My biggest issue was no tethering but if you have the LG or the Samsung there’s a diagnostic mode you can use to change the USB from Zune Sync to USB Tethering :-)
I’m a very happy camper now.
I've never tried a Windows Phone, so I can't really comment on that. I am however now finally retiring my old Windows Pocket PC, which I used for light Internet browsing, tide chart lookups, etc. The thing was pretty finnicky when it came to connecting with the net, bluetooth, etc.
Servers: Moving more and more to Linux, which is why MS has brought out “lite” versions of Server 2008.
xBox: Crushed by the Wii in sales. Hardware failures didn’t help.
Bing: No threat to Google at current time. Mostly doesn’t actually find anything.
Windows Phone: Yeah, I don’t think so.
Microsoft completely changed roads between windows mobile (pocketPC) and windows phone 7.
Pocket PC/Windows Mobile is much closer to Android than Android is to Windows Phone 7.
Keep in mind Pocket PC was designed for a stylus not a finger and it quite old technology. Windows Phone 7 isn’t your grandads old windows mobile.
Uh, do you mean Netbooks? Many of them are still Linux based and some are going to be moving to Chrome. Win 7 on a netbook is painful.
But then, the netbook category is being crushed by the iPad, so it’s irrelevant anyway.
Servers: Windows was way behind Unix when they moved to the server market and they kicked unix out of the market.
Xbox: They did crush Playstation..which was their target.

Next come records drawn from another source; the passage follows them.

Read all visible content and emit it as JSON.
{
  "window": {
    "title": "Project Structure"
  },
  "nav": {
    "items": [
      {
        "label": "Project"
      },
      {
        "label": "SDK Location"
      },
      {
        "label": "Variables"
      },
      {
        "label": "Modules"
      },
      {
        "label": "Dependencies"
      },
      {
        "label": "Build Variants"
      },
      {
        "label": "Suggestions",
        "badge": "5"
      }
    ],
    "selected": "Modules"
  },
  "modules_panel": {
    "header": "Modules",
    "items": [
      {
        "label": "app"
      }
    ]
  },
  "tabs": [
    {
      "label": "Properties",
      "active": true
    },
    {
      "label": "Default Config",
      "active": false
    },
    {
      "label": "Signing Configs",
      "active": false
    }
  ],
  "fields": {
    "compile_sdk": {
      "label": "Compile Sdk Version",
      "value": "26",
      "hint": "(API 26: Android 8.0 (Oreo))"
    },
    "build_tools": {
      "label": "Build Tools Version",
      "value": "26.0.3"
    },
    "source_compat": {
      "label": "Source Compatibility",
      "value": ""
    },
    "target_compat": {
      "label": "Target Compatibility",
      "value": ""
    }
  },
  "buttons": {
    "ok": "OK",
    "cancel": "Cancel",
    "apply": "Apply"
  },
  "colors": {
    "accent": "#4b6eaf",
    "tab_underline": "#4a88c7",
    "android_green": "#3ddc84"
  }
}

And now they are moving after the wii with kinect. in fact the last 6 months in a row they have outsold the Wii. And they are the only console to see year over year growth during that time period.
Bing: Once again to go from 0 to 10% is very good. That’s like saying google OS for PCs isn’t a threat to microsoft since they are so small.
Windows Phone: Market has too many players right now to declare long term winners and losers, but if you would use a windows phone you’d understand that they actually did something right.
And netbooks Microsoft is dominating a market where they went from 0 to over 90% market in just a couple years.
Windows is going to make a version for Arm chipsets so I expect the tablet market to be on the horizon as well.
Fact is no other IT company can dominate as Microsoft has.
Flash + phone = battery life measured in minutes. Screw Adobe.
Yes I meant netbooks...not sure why I said net PCs.
I kind of agree with that. However, I’d still like to have it as there are a ton of games that I could play for free.
But then you’d have security issues and crashes with it. It’s definitely a buyer beware scenario.